Waskita Beton (WSBP) Buka Peluang Tambah Bathing Plant di IKN
JAKARTA, investortrust.id - PT Waskita Beton Precast Tbk (WSBP) membuka peluang untuk menambah pabrik beton atau batching plant (BP) untuk menyuplai beton readymix ke Ibu Kota Nusantara (IKN) ke depan.
Saat ini, perseroan telah memiliki dua batching plant untuk memenuhi semua kebutuhan suplai produk readymix ke IKN, yaitu Batching Plant WSBP di Tempadung dan Sepaku yang terletak di Kalimantan Timur.
VP of Readymix & Quarry WSBP Handoko Budi Nugroho mengatakan, pada segmen readymix, batching plant readymix ditempatkan berdekatan dengan proyek IKN, karena produknya harus langsung digunakan secepatnya setelah diproduksi.
Baca Juga
Waskita Beton (WSBP) Ungkap Tren Bisnis Precast hingga Strategi Hadapi Tantangan Tahun Ini
“Untuk beton cairnya, readymix, mempunyai masa jangka waktu, sehingga harus mendirikan batching plant dekat dengan proyek karena keterbatasan waktu dan jarak,” kata Handoko dalam paparan kelas Wicara di Jakarta, baru baru ini.
Lebih lanjut, menurut Handoko, dua pabrik tersebut masih sanggup untuk memenuhi kebutuhan untuk proyek IKN dan belum ada komplain terhadap keterlambatan pengiriman volume suplai.
Meski demikian, dia mengatakan, perseroan tidak menutup kemungkinan untuk menambah batching plant di IKN, seiring dengan rencana Presiden Terpilih Prabowo Subianto untuk mempercepat pembangunan IKN.
“Ini kabar gembira bagi kami produsen beton untuk ekspansi lebih besar lagi di IKN. Harapannya, kami akan kembali menambah dua BP, sehingga semua kebutuhan beton di IKN bisa disuplai dengan baik,” ujar Handoko.
Baca Juga
Waskita Beton (WSBP) Targetkan Kontrak Baru Rp 2,5 Triliun hingga Akhir 2024
Sementara itu, VP of Precast & Post Tension WSBP Azizul Fajri menyebutkan bahwa suplai precast untuk IKN bersal dari batching plant di luar Kalimatan, yaitu berasal dari Precast WSBP di Prambon, Sidoarjo dan Batching Plant di Karawang.

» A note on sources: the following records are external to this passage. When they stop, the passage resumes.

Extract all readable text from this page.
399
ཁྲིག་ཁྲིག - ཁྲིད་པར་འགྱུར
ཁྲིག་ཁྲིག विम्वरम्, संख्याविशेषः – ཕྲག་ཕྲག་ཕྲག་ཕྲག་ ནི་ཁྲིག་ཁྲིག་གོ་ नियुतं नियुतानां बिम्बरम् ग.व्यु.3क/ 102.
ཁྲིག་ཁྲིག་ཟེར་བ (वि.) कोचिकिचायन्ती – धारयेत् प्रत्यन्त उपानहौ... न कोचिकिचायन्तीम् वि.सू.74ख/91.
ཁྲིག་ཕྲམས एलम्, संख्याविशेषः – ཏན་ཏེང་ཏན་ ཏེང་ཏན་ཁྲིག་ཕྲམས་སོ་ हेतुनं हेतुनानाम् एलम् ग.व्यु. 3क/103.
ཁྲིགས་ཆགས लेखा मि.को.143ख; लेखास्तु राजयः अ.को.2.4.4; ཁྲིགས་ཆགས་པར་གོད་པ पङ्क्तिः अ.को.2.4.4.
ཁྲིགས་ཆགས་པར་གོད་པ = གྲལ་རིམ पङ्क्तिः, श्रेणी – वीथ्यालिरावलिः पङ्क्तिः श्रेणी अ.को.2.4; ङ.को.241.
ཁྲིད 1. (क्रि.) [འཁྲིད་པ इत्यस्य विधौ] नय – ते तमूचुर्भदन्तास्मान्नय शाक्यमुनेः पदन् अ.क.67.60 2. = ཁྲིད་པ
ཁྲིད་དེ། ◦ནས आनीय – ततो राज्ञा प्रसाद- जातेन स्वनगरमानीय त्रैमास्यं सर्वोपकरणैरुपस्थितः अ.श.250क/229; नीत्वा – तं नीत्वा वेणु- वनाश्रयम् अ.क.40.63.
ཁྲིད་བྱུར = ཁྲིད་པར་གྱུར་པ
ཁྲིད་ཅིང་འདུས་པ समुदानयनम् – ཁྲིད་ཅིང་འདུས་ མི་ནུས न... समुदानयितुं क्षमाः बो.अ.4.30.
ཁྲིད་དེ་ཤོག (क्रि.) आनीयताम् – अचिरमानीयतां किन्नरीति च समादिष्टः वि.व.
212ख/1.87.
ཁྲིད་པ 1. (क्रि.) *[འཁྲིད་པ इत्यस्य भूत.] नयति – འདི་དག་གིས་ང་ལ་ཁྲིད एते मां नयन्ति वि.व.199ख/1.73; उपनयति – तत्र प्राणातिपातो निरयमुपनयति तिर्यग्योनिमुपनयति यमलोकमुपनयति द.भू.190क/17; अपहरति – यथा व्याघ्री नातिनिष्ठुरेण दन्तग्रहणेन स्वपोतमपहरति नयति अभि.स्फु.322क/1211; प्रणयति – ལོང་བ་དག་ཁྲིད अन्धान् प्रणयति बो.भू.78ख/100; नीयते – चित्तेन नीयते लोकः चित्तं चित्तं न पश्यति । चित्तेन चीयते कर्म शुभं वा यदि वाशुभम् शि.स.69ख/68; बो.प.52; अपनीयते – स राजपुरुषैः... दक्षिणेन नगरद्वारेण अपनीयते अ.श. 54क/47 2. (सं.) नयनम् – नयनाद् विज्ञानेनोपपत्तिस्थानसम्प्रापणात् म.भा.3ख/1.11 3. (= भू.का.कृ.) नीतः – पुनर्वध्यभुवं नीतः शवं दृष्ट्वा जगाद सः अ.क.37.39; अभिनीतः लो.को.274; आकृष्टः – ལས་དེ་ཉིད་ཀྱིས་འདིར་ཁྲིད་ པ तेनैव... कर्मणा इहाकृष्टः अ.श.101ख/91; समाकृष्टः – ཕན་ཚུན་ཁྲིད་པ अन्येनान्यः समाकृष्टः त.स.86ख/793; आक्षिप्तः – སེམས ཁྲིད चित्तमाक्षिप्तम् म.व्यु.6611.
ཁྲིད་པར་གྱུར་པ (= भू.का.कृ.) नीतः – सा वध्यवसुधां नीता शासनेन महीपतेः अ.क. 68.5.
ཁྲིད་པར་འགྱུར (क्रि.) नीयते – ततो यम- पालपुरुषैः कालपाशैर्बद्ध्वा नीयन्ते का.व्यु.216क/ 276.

Berbeda dengan segmen readymix, menurut dia, pabrik precast tidak serta merta dekatnya lokasi batching plant dengan proyek dianggap lebih murah, karena ada beberapa fasilitas yang harus disiapkan.
“Kenapa suplai precast IKN itu dari Karawang dan Sidoharjo? Di Sidoarjo itu mensuplai PC-I dan PC-U Girder, kalau kita bikin pabrik di sana, fasilitas yang disiapkan terlalu mahal, terlebih harga material di sana (IKN) kalua, dibandingkan dengan Sidoarjo hampir dua kali lipat,” jelas dia.
Jika secara perhitungan dan secara kesiapan fasilitas, dia mengatakan, suplai dari Sidoarjo dinilai lebih efisien. Kemudian alasan memilih suplai dari Karawang karena tiang panjang yang diameter besar yang jarang ada pabrik yang punya fasilitasnya.